Do you need a plan for every property? It’s just hit repeat, right?

While you might think that once you have evaluated a property, you can just apply what you learned to the next property, you need to remember that every property is unique. You will be able to take the knowledge that you gained from previous projects, but you can’t just assume that the next property will be identical to the first. In fact, no two properties are the same. You will discover that each time you work on a deal, you will encounter new obstacles.

Look at your new areas Competition

Every time that you look at a property, you need to evaluate the surrounding market. How many other self-storage facilities are within a .5 mile up to a 3 mile radius depending on how dense your population is. People are not going to drive past other properties to get to yours. They are storing for convenience.

Determine your new areas Equilibrium

You also need to figure out how much self-storage is currently available in your area. As of January 2021, the average person is using 5.9 square feet of self-storage.
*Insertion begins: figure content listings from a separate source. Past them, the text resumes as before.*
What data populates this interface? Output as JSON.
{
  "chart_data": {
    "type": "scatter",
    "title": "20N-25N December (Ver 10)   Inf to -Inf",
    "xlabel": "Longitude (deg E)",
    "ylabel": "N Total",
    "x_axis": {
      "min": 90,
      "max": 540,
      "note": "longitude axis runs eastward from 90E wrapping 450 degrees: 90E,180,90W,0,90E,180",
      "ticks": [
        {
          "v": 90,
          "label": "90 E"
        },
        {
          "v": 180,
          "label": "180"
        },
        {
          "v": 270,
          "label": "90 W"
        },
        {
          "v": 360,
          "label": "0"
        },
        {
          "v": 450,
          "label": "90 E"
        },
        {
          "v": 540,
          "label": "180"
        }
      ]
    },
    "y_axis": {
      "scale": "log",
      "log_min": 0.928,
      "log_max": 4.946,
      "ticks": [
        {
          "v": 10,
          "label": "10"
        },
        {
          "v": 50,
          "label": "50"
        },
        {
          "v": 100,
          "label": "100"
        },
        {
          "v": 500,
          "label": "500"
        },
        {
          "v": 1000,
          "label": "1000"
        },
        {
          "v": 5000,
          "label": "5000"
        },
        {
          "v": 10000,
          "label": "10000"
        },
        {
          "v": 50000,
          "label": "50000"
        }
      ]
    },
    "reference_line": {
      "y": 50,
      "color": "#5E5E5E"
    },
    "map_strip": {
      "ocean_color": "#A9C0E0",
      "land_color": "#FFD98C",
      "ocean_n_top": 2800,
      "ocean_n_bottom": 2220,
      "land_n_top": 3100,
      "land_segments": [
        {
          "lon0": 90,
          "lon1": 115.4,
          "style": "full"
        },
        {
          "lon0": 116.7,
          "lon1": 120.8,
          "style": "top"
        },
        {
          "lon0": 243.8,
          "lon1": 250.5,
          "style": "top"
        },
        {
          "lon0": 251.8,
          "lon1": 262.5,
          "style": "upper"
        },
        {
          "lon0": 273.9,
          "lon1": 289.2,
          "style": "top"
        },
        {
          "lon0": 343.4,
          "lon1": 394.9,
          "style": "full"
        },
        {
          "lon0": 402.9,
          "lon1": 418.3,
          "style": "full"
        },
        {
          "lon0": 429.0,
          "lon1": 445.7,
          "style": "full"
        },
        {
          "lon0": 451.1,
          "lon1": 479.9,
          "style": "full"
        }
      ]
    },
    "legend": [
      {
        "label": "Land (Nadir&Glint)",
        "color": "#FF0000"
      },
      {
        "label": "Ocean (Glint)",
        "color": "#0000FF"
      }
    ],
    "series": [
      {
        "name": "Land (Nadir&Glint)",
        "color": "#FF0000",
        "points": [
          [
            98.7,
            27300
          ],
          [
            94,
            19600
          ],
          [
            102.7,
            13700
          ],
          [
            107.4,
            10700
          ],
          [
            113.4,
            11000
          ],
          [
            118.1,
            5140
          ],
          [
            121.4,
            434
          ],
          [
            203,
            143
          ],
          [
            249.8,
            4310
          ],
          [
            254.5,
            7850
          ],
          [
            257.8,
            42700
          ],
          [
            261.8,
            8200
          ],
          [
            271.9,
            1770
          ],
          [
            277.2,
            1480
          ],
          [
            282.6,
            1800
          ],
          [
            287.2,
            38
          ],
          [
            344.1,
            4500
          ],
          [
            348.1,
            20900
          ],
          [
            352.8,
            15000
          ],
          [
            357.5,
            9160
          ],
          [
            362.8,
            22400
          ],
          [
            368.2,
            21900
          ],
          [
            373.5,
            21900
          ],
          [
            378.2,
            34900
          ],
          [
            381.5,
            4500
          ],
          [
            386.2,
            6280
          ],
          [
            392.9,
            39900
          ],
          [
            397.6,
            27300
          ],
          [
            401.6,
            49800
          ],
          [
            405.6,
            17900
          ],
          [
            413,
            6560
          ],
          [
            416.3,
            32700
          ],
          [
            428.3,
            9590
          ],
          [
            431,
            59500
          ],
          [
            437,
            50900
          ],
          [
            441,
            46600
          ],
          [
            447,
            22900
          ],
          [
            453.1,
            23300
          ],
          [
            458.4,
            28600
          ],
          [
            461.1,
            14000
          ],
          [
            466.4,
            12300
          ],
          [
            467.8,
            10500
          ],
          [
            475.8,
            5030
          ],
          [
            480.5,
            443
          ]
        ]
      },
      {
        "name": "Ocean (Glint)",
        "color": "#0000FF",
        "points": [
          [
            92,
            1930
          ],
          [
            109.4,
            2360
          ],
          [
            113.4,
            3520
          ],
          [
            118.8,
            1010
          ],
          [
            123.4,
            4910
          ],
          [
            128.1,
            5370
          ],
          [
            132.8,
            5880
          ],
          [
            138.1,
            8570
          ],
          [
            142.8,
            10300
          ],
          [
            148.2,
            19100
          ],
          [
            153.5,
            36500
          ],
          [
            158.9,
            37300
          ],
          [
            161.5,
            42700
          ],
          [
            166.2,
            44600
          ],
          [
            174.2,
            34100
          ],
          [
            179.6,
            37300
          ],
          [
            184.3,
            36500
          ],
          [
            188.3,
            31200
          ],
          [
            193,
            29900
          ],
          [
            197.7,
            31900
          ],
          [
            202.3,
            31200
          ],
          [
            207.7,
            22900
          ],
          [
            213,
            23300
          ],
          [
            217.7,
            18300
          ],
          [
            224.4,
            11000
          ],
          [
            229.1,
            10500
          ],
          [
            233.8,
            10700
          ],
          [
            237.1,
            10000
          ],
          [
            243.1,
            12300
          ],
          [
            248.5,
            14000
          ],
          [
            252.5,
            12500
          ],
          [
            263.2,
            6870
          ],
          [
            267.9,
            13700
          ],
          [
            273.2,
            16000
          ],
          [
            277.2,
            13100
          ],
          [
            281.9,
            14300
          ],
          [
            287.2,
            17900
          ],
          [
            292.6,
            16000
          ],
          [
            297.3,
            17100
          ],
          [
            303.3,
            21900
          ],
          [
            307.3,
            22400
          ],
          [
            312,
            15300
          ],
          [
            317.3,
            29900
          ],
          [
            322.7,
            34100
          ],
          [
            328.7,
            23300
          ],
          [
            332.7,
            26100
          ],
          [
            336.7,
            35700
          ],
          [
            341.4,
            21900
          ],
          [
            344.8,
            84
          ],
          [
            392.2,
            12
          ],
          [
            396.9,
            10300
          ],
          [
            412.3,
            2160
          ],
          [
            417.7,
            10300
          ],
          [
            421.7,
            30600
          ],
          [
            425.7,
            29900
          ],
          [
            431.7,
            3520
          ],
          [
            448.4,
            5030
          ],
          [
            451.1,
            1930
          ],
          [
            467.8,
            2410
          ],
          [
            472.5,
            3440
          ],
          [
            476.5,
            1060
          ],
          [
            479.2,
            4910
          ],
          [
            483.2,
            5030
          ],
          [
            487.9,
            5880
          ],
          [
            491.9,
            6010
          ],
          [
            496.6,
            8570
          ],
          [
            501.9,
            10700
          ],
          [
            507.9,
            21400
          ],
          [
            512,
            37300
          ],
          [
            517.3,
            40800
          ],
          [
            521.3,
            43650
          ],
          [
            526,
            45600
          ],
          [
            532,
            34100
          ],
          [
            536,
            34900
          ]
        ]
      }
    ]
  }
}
If you find that your area is over saturated, you may want to look in a different location. However, if your area is undersupplied, then this could be a great area to invest. You also need to look at what is in the pipeline. You want to make sure that your area isn’t going to have a sudden change in the number of available units. Make sure that you research what the point of equilibrium is in your area because it can vary from city to city. One city might have an equilibrium of 4 feet per person while another might be 16 feet per person.

Apply what you learned to the new property

Now that you have done some preliminary research to determine that this is a good investment, it is time to order your feasibility study. Just like before, it is time to start talking to potential investors and lenders to see who is interested in working with you and whether or not the numbers still make sense with the current interest rates. Don’t assume that you can get the same rental rates as other units. There will be enough differences between this property and your other properties that you will need to evaluate what this property will rent for.

Don’t give up. Even if the new property doesn’t look good at the current asking price, find out what number makes sense for you and put in that offer. If the seller says no, let them know that you are always in the market if they change their mind. Stick to what you know works for your investment model. As always, happy investing.